L’UNESCO accueillera, en septembre 2008, la 61e Conférence annuelle des ONG partenaires des Nations Unies. Quelles seront les questions à l’ordre du jour ?

Tout d’abord, il faut souligner que c’est la première fois, depuis 60 ans que cette importante Conférence annuelle regroupant quelque 1 700 organisations non gouvernementales accréditées auprès des Nations Unies se tiendra ailleurs qu’au siège de l’ONU, à New York.

En cette année de commémoration du 60e anniversaire de la Déclaration universelle des droits de l’homme, le choix du Siège de l’UNESCO, à Paris, n’est évidemment pas anodin, compte tenu du rôle joué par l’Organisation dans l’élaboration de cette Déclaration et dans la défense des droits humains.

À l’initiative du Département de l’information des Nations Unies, l’ensemble de la conférence sera ainsi placé sous le thème de cette commémoration. Environ 2 000 participants en provenance de quelque 70 pays y débattront, durant 3 jours, des conventions d’application des droits de l’homme, des atteintes aux droits humains dans des situations d’insécurité, de violence et de conflits, de l’éducation aux droits de l’homme, de la liberté d’expression, etc.

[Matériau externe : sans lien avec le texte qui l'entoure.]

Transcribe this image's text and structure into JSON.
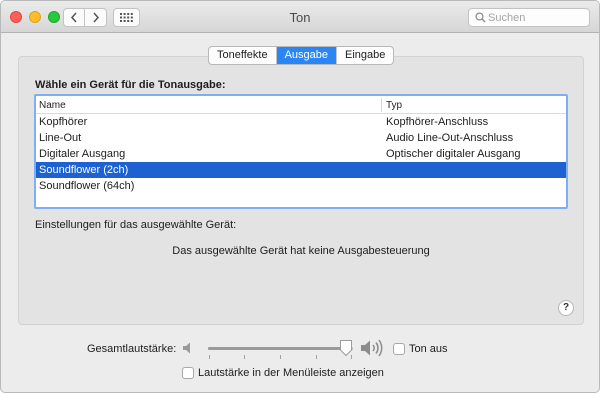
{
  "window": {
    "title": "Ton"
  },
  "search": {
    "placeholder": "Suchen"
  },
  "tabs": [
    {
      "label": "Toneffekte",
      "active": false
    },
    {
      "label": "Ausgabe",
      "active": true
    },
    {
      "label": "Eingabe",
      "active": false
    }
  ],
  "output": {
    "heading": "Wähle ein Gerät für die Tonausgabe:",
    "columns": {
      "name": "Name",
      "type": "Typ"
    },
    "devices": [
      {
        "name": "Kopfhörer",
        "type": "Kopfhörer-Anschluss",
        "selected": false
      },
      {
        "name": "Line-Out",
        "type": "Audio Line-Out-Anschluss",
        "selected": false
      },
      {
        "name": "Digitaler Ausgang",
        "type": "Optischer digitaler Ausgang",
        "selected": false
      },
      {
        "name": "Soundflower (2ch)",
        "type": "",
        "selected": true
      },
      {
        "name": "Soundflower (64ch)",
        "type": "",
        "selected": false
      }
    ],
    "settings_label": "Einstellungen für das ausgewählte Gerät:",
    "no_control_message": "Das ausgewählte Gerät hat keine Ausgabesteuerung"
  },
  "help": {
    "label": "?"
  },
  "volume": {
    "label": "Gesamtlautstärke:",
    "level_fraction": 0.95,
    "mute_label": "Ton aus",
    "mute_checked": false,
    "menubar_label": "Lautstärke in der Menüleiste anzeigen",
    "menubar_checked": false
  },
  "colors": {
    "accent": "#2a86f7",
    "selection": "#1d62d0",
    "close": "#fe5f57",
    "minimize": "#febc2e",
    "maximize": "#28c840"
  }
}
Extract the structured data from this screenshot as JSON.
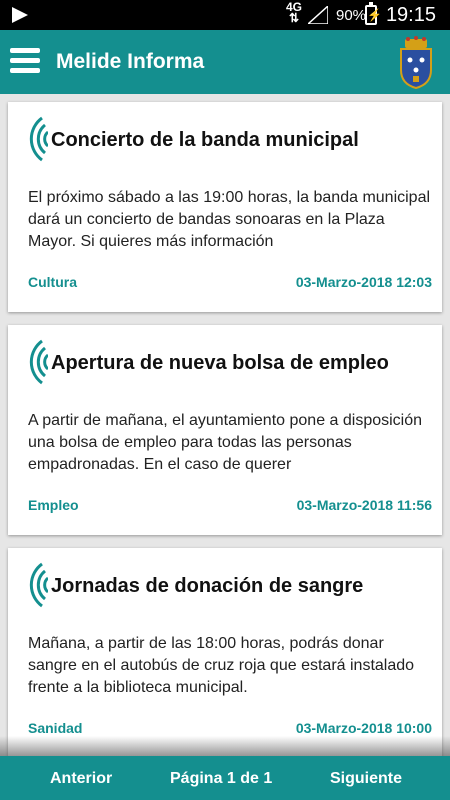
{
  "status_bar": {
    "network": "4G",
    "battery": "90%",
    "time": "19:15",
    "icons": [
      "play-icon",
      "signal-icon",
      "battery-charging-icon"
    ]
  },
  "app_bar": {
    "title": "Melide Informa",
    "icons": [
      "menu-icon",
      "municipal-crest-icon"
    ]
  },
  "news": [
    {
      "title": "Concierto de la banda municipal",
      "body": "El próximo sábado a las 19:00 horas, la banda municipal dará un concierto de bandas sonoaras en la Plaza Mayor. Si quieres más información",
      "category": "Cultura",
      "date": "03-Marzo-2018 12:03"
    },
    {
      "title": "Apertura de nueva bolsa de empleo",
      "body": "A partir de mañana, el ayuntamiento pone a disposición una bolsa de empleo para todas las personas empadronadas. En el caso de querer",
      "category": "Empleo",
      "date": "03-Marzo-2018 11:56"
    },
    {
      "title": "Jornadas de donación de sangre",
      "body": "Mañana, a partir de las 18:00 horas, podrás donar sangre en el autobús de cruz roja que estará instalado frente a la biblioteca municipal.",
      "category": "Sanidad",
      "date": "03-Marzo-2018 10:00"
    }
  ],
  "footer": {
    "prev_label": "Anterior",
    "page_label": "Página 1 de 1",
    "next_label": "Siguiente"
  },
  "colors": {
    "primary": "#148f8f",
    "background": "#e6e6e6",
    "card": "#ffffff"
  }
}
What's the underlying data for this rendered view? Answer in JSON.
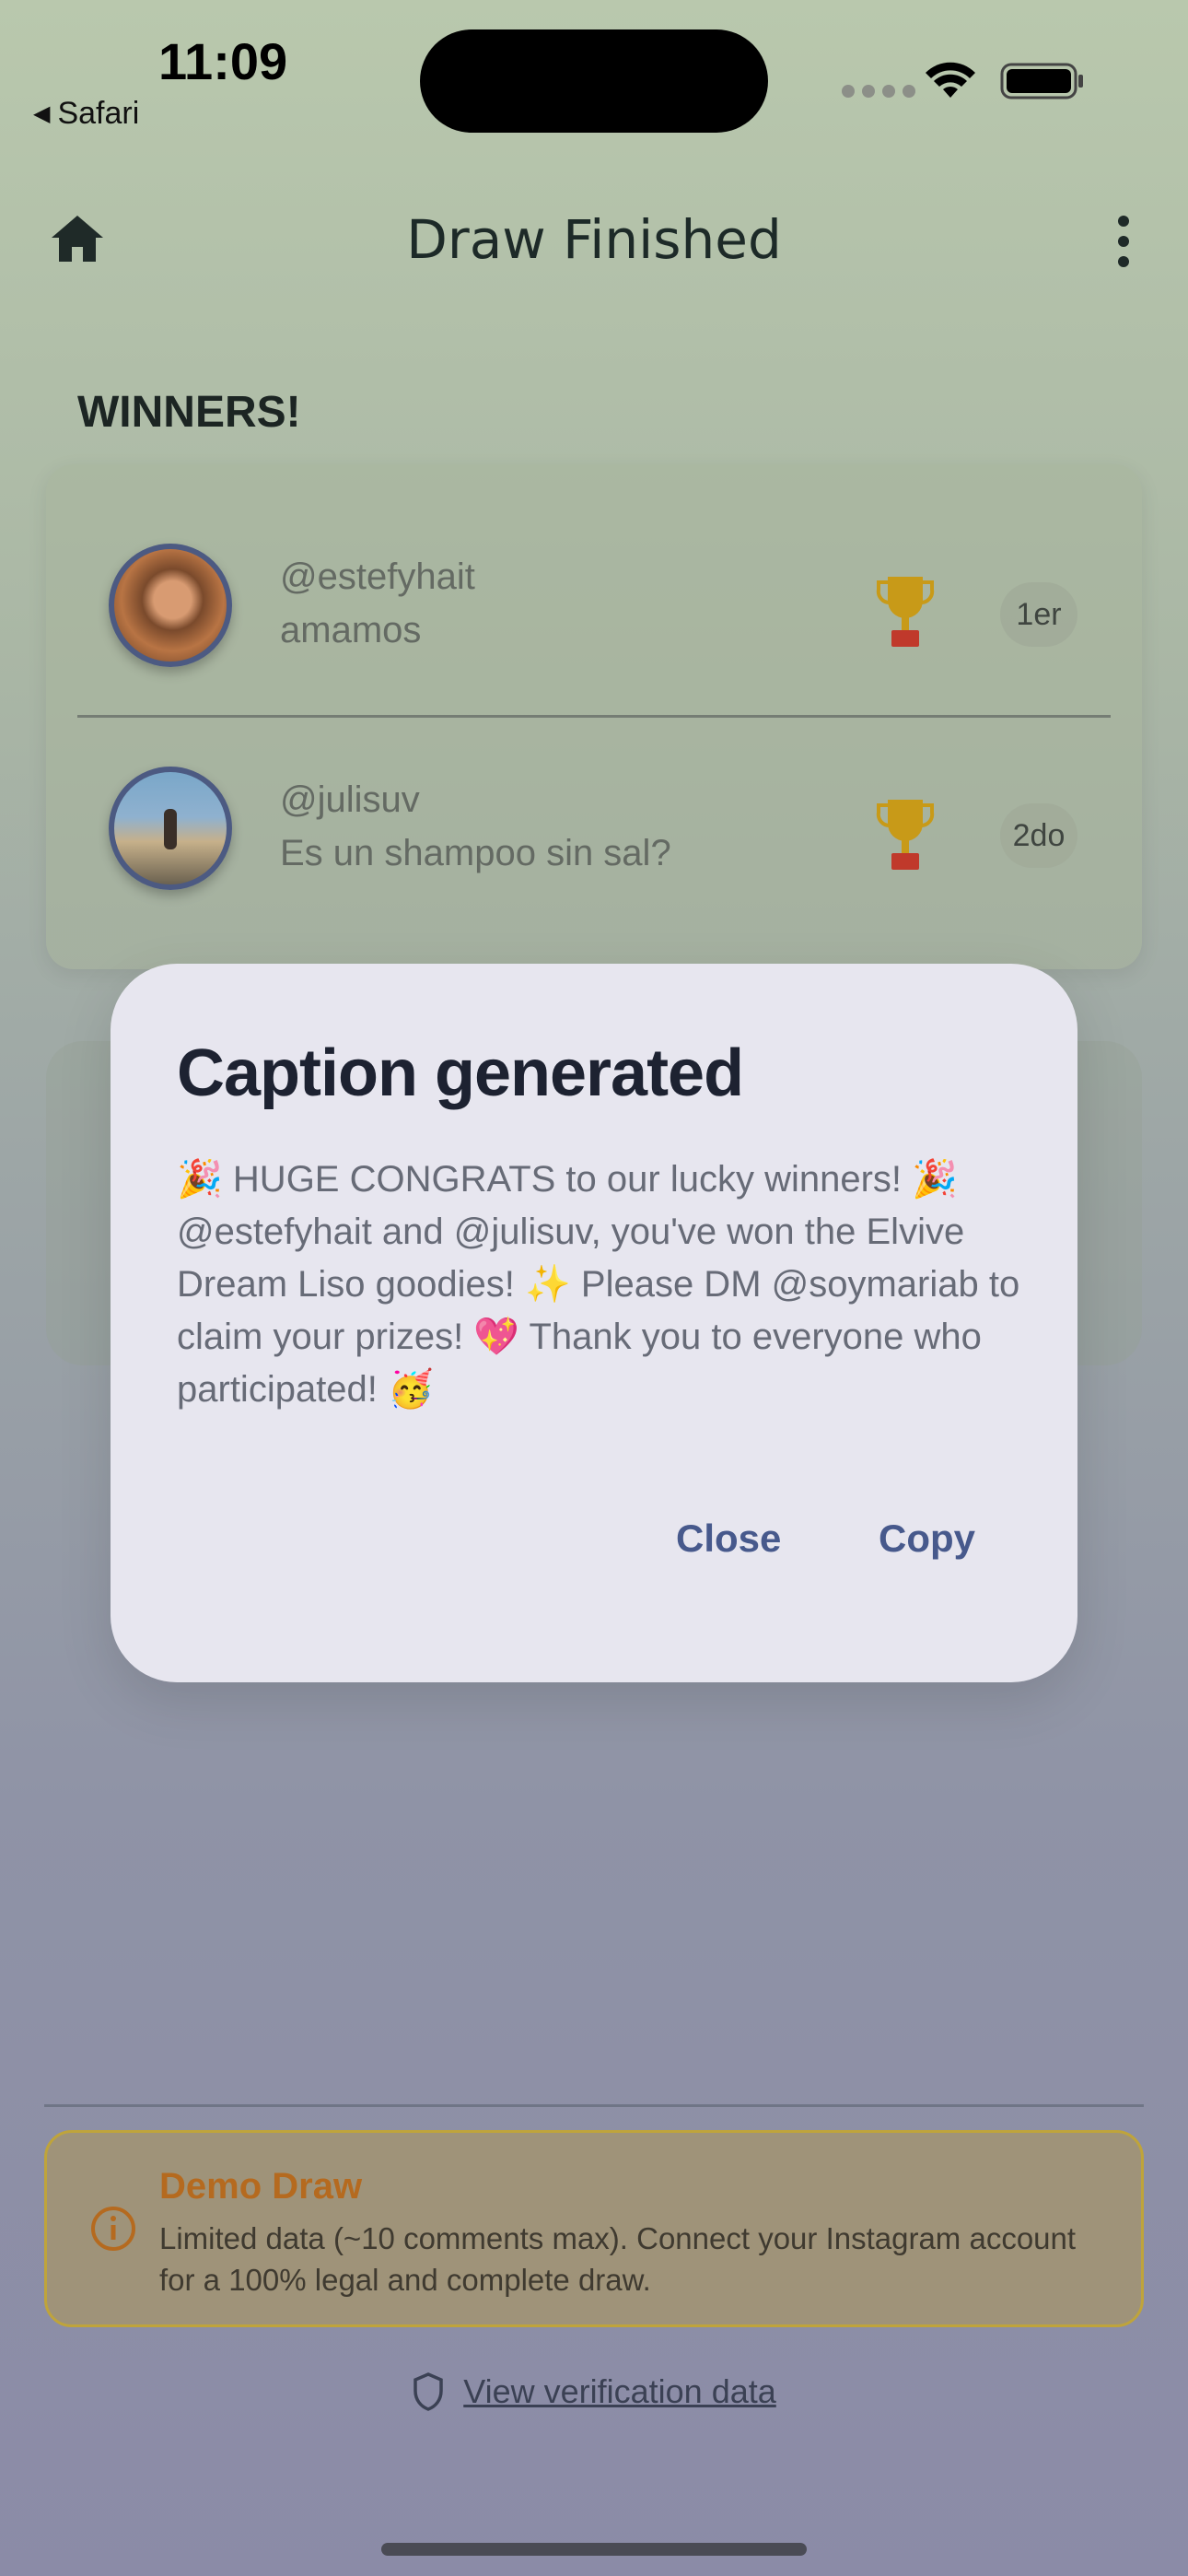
{
  "status_bar": {
    "time": "11:09",
    "back_app": "Safari"
  },
  "app_bar": {
    "title": "Draw Finished",
    "home_icon": "home-icon",
    "menu_icon": "more-vertical-icon"
  },
  "winners": {
    "heading": "WINNERS!",
    "items": [
      {
        "handle": "@estefyhait",
        "comment": "amamos",
        "rank": "1er",
        "icon": "trophy-icon"
      },
      {
        "handle": "@julisuv",
        "comment": "Es un shampoo sin sal?",
        "rank": "2do",
        "icon": "trophy-icon"
      }
    ]
  },
  "dialog": {
    "title": "Caption generated",
    "body": "🎉 HUGE CONGRATS to our lucky winners! 🎉 @estefyhait and @julisuv, you've won the Elvive Dream Liso goodies! ✨ Please DM @soymariab to claim your prizes! 💖 Thank you to everyone who participated! 🥳",
    "close_label": "Close",
    "copy_label": "Copy"
  },
  "demo_banner": {
    "title": "Demo Draw",
    "text": "Limited data (~10 comments max). Connect your Instagram account for a 100% legal and complete draw.",
    "icon": "info-icon"
  },
  "verify_link": {
    "label": "View verification data",
    "icon": "shield-icon"
  },
  "colors": {
    "accent": "#47598c",
    "warning": "#b56a1f",
    "trophy": "#c89a18"
  }
}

La problématique des droits humains sera aussi revisitée sous l’angle de l’universalité et de la mondialisation. Le monde a en effet beaucoup changé depuis 1948, date de la promulgation, à Paris, de la Déclaration universelle des droits de l’homme. Alors qu’ils étaient, à cette époque, 48 pays (sur 56) à y avoir apposé leur signature, ils sont aujourd’hui 192 pays à siéger à l’ONU, dans un monde qui compte 6,5 milliards d’habitants.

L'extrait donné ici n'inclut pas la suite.